In Michigan, serious campaigns to manage growth, protect farmland, and strengthen downtown economies are thriving in Traverse City, Grand Rapids, Macomb County, Kalamazoo, Petoskey, Marquette, and Ann Arbor. Republicans in the state House are preparing legislation to form a task force to develop formal statewide planning goals. In the state Senate, legislation is being proposed to protect farmland and strengthen the land use laws that prevent erosion which damages lakes and streams.

Michigan Senator Carl Levin, a Democrat, teamed up in January with Senator Jim Jeffords, Republican of Vermont, to form the bi-partisan Senate Smart Growth Task Force. The 25-member group, which is designed to “explore and promote community-focused development policies,” includes Sen. Ted Stevens, Republican of Alaska and one of Capitol Hill’s staunchest conservatives.

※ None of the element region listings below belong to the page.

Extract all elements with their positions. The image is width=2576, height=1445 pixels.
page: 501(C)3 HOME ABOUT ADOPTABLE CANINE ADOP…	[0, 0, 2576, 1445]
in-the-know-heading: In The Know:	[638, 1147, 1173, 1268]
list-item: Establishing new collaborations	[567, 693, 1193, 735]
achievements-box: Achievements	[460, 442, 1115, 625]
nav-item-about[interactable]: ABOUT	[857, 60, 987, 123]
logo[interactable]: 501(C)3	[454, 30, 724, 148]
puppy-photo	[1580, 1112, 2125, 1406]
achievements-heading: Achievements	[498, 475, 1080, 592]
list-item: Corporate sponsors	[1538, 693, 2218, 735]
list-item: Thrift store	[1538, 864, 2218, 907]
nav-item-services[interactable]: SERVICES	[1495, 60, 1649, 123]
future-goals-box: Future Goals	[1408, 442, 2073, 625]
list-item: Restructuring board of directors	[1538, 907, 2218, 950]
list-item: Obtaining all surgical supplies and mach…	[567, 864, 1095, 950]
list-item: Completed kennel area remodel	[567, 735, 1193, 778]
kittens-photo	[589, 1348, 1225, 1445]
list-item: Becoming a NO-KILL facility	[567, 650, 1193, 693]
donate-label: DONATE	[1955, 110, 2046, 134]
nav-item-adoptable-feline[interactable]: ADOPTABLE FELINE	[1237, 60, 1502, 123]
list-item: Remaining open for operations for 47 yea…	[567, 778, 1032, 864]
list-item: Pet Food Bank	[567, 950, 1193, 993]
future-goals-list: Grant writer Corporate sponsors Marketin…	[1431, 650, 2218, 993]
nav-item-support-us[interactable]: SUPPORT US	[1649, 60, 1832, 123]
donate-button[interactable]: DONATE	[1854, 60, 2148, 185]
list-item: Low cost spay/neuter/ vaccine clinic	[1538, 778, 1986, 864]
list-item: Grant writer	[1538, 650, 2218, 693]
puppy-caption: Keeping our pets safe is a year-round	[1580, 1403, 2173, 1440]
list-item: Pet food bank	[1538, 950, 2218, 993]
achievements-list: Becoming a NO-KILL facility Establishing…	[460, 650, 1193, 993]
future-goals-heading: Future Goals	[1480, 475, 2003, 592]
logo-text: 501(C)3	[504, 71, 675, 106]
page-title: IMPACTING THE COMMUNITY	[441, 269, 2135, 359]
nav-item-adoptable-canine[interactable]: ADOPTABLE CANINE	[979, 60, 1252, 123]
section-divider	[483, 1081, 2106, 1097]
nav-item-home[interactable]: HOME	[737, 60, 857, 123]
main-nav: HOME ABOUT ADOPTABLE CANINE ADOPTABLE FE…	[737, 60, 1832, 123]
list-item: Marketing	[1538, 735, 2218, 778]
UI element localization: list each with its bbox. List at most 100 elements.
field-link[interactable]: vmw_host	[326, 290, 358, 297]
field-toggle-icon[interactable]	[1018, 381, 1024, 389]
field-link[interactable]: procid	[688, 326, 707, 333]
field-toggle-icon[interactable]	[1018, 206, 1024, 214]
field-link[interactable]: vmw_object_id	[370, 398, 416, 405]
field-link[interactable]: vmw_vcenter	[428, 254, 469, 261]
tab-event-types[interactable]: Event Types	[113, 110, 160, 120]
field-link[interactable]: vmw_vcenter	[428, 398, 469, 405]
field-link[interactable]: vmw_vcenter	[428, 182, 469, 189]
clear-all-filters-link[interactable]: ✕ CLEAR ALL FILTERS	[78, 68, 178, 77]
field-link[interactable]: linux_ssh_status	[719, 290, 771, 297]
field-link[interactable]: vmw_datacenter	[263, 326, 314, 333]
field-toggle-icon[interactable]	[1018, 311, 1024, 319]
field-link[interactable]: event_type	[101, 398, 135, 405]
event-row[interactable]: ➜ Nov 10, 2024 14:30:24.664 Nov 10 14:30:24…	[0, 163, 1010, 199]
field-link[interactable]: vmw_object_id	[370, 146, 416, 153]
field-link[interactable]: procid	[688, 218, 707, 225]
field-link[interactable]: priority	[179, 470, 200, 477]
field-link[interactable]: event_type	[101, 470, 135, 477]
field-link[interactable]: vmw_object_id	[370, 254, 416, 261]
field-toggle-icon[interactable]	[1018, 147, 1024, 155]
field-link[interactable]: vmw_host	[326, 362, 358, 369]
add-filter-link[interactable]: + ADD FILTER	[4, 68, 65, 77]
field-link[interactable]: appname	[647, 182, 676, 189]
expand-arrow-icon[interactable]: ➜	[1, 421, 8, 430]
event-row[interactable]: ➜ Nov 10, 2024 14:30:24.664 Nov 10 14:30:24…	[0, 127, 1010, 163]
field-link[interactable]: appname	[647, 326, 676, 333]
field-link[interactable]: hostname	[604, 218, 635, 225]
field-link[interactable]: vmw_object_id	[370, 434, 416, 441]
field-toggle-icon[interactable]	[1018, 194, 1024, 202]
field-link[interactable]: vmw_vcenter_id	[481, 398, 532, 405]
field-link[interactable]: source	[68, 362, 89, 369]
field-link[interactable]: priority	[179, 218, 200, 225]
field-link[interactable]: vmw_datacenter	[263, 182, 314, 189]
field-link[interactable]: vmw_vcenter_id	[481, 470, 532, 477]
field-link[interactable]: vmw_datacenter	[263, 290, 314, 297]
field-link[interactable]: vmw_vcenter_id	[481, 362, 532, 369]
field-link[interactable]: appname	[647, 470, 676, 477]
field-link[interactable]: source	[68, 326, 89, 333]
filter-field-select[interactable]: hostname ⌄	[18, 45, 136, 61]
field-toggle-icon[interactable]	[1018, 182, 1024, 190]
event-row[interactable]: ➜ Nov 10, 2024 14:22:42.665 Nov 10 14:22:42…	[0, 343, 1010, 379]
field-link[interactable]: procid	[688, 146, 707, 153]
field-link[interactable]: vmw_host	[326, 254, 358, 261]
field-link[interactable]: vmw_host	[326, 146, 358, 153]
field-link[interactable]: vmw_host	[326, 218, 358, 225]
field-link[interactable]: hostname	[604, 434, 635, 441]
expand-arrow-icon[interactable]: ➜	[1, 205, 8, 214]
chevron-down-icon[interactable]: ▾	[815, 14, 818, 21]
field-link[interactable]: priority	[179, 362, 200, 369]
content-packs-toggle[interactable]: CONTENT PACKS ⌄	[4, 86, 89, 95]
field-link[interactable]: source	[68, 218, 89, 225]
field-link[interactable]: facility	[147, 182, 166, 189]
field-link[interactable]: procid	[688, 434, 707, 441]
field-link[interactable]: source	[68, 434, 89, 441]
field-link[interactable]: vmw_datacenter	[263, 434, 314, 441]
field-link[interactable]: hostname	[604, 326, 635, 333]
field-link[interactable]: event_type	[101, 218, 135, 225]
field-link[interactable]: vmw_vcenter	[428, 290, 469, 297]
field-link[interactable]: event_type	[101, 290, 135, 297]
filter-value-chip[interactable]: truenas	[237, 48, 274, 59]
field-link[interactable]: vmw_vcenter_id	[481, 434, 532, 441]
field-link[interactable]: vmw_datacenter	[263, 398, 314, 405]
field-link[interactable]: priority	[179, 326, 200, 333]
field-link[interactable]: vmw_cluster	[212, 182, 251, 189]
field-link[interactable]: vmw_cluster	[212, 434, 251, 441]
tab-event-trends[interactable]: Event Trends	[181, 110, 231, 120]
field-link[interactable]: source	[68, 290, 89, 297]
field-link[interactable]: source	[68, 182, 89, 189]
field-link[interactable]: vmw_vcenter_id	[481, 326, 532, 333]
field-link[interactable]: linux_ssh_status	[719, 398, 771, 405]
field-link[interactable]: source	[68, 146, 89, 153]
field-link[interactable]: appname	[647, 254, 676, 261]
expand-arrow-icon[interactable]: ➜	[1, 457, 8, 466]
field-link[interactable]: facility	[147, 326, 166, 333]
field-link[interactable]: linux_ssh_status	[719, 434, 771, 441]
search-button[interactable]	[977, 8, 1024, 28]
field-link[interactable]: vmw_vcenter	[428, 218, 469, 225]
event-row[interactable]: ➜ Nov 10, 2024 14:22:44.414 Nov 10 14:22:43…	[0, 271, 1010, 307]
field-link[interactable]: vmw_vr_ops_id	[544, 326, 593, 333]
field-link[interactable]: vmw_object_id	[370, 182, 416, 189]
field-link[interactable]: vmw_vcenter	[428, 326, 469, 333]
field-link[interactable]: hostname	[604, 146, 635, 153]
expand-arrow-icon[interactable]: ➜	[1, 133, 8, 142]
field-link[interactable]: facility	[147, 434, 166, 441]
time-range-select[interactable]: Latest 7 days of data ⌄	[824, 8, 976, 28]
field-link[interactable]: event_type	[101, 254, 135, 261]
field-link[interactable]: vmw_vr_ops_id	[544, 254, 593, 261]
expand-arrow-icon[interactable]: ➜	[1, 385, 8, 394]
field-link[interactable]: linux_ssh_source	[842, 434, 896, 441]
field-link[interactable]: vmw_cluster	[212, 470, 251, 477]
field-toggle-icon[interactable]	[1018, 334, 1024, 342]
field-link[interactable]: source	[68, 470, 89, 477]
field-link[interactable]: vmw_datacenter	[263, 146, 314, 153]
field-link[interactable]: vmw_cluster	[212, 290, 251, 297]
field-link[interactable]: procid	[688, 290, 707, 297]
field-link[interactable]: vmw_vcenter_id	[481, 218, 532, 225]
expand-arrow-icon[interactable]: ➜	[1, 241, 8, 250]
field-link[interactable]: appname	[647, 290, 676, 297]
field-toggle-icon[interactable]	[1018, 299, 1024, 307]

In other states there is just as much interest. Governor Christine Todd Whitman, Republican of New Jersey, gained a $1 billion bond in November to preserve 1 million acres of open space and farmland. Arizona’s Republican Governor, Jane Hull, signed legislation last year that established a state commission to advance smart growth principles and provide $20 million annually for community planning. Utah’s Republican Governor Michael O. Leavitt is actively promoting the Quality Growth Act, which he approved last year to establish a state commission to design incentives that enable cities and towns to control sprawl. Pennsylvania’s Republican Governor Tom Ridge launched a five-year $1.3 billion “Growing Greener Initiative” which includes $900 million to promote sound land use across the state.

Never before, not even during the early 1970s when federal land use legislation was first proposed, and states like Oregon put growth management programs into effect, has taming sprawl, protecting open space, and rebuilding cities achieved such attention. Last November, voters approved 70 percent of the more than 200 local ballot measures around the country that called for public investment in preserving open space, protecting farmland and historic resources, and strengthening planning and zoning.

In January, the Clinton Administration announced two programs — the “Livable Communities Initiative” and the “Lands Legacy Initiative” — which the President described in the State of the Union as programs to “help communities save open space, ease traffic congestion, and grow in ways that enhance every citizen’s quality of life.” Vice President Al Gore, who is scheduled to address the Town Meeting on Tuesday, is highlighting sprawl as a component of his run for the Presidency.

Though both parties are diving in, neither has gained command because the sprawl issue doesn’t shake out along traditional left-right, conservative-liberal, Democratic or Republican lines. The work to tame sprawl overlaps so many other facets of American cultural and economic life that it is attracting broad coalitions of untraditional allies — builders and religious leaders, urban and suburban residents, the rich and the poor, farmers and environmentalists, whites and people of color. Moreover, the anti-sprawl coalitions embrace messages from both parties. Cleaning up the mess we’ve made of our communities demands the local control that Republicans have talked about for 30 years, and engages the Democratic ideals of shared responsibility and community cooperation.

Above all, it requires eliminating the wasteful and damaging subsidies to business and individuals that drive sprawl, and sharply increasing investment in housing, transit, walkable neighborhoods, farmland protection, planning, public schools, and urban redevelopment. Halting sprawl and redeveloping cities means putting civic values ahead of the “business and jobs at any price” paradigm that has dominated government for more than 50 years. None of America’s leaders have yet displayed the vision and courage to truly guide changes of this magnitude. The National Town Meeting, though, is another hopeful step toward new ways of governing that enhances the economy even as it restores community character and sense of place.